I started trying to find photos of these people from our past, so I could put faces with the names. Again I was reasonably successful, but the sense of emptiness was still there.

Then it came to me: facts and figures, dates and geography give a framework, but it is the stories that make people from the past come alive again. So I've started collecting family stories, stories that help illustrate who our ancestors were, what motivated them, why they acted like they did. Ultimately, I guess, I'm looking for both the universal story common to all families and the unique story that makes our family different from all others.

We are each individual, but our family culture starts shaping us the minute we are born. We are each individual, but our shared genetics give us certain shared gifts and challenges. The dominance of nature compared to nurture (or nurture compared to nature) has always been hard to tease out, simply because the two work hand-in-hand...and always have. I hope that these stories will show how our ancestors coped with life's uncertainties and opportunities, given their chance combination of genetics and family culture. Perhaps, along the way, these stories will give us a little understanding and guidance, as well as a sense of connection across space and time.

A few notes...

Typical of genealogical work, I will not intentionally provide full names or dates associated with living individuals. If you feel I've somehow violated this, please comment and let me know. If I have accidentally erred in this way, I will edit to remove such information as soon as possible. It is certainly not my intention to compromise folks in any way.

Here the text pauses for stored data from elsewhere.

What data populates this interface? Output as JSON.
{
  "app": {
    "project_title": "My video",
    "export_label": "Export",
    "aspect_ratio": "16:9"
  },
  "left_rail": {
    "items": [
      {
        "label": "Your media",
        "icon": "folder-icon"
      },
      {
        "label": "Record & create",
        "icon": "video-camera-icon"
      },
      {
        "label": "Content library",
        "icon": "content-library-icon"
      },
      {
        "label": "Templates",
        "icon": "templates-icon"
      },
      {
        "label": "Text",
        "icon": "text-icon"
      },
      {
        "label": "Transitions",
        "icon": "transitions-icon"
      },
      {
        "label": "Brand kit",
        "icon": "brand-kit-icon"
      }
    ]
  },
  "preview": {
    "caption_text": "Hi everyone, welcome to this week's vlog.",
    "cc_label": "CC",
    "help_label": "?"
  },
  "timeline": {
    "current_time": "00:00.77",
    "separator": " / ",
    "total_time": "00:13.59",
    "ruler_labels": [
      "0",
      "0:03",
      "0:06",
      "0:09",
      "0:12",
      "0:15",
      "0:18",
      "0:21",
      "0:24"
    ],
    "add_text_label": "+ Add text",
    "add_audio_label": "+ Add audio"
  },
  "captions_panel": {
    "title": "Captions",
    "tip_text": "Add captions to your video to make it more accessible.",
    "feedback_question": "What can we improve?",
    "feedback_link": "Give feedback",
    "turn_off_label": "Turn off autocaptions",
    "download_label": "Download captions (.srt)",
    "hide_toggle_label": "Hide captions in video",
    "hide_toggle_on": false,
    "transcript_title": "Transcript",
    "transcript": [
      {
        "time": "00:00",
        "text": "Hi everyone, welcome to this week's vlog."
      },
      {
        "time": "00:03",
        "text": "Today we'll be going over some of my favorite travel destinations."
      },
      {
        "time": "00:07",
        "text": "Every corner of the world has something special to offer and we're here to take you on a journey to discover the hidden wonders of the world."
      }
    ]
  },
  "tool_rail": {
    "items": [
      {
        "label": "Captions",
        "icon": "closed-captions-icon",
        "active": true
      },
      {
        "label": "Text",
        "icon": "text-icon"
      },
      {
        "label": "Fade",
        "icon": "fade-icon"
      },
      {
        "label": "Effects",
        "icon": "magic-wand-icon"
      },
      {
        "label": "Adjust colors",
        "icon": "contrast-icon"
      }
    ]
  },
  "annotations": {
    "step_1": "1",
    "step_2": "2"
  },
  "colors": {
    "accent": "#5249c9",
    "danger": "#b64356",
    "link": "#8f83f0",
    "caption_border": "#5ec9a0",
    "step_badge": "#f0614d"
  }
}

One of my reasons for beginning this blog is to find "alternate versions of reality." It's common in families to have events remembered in different ways by different people. Please, if you recognize a story but have heard a different version, comment and share your version. Pass along the link to this blog to other family members, too, if you feel they would be interested. To paraphrase an old saying, many heads are much better than one!

If one of my stories prompts memories of another family incident, I'm really hoping you'll share it! That would be the best of all possible worlds.

I am not going to attempt a precise family tree on this blog, but will simply share stories as I find them. I'm not sure yet how I will be organizing these stories; I'm just feeling almost compelled to share what I've found so far. Where I can do so without making things too complicated, I will share my sources. Again, if you want to know more, please just ask. I'm trusting that an organizational scheme will develop as I begin work.

Enough background and introductory stuff! On to the stories!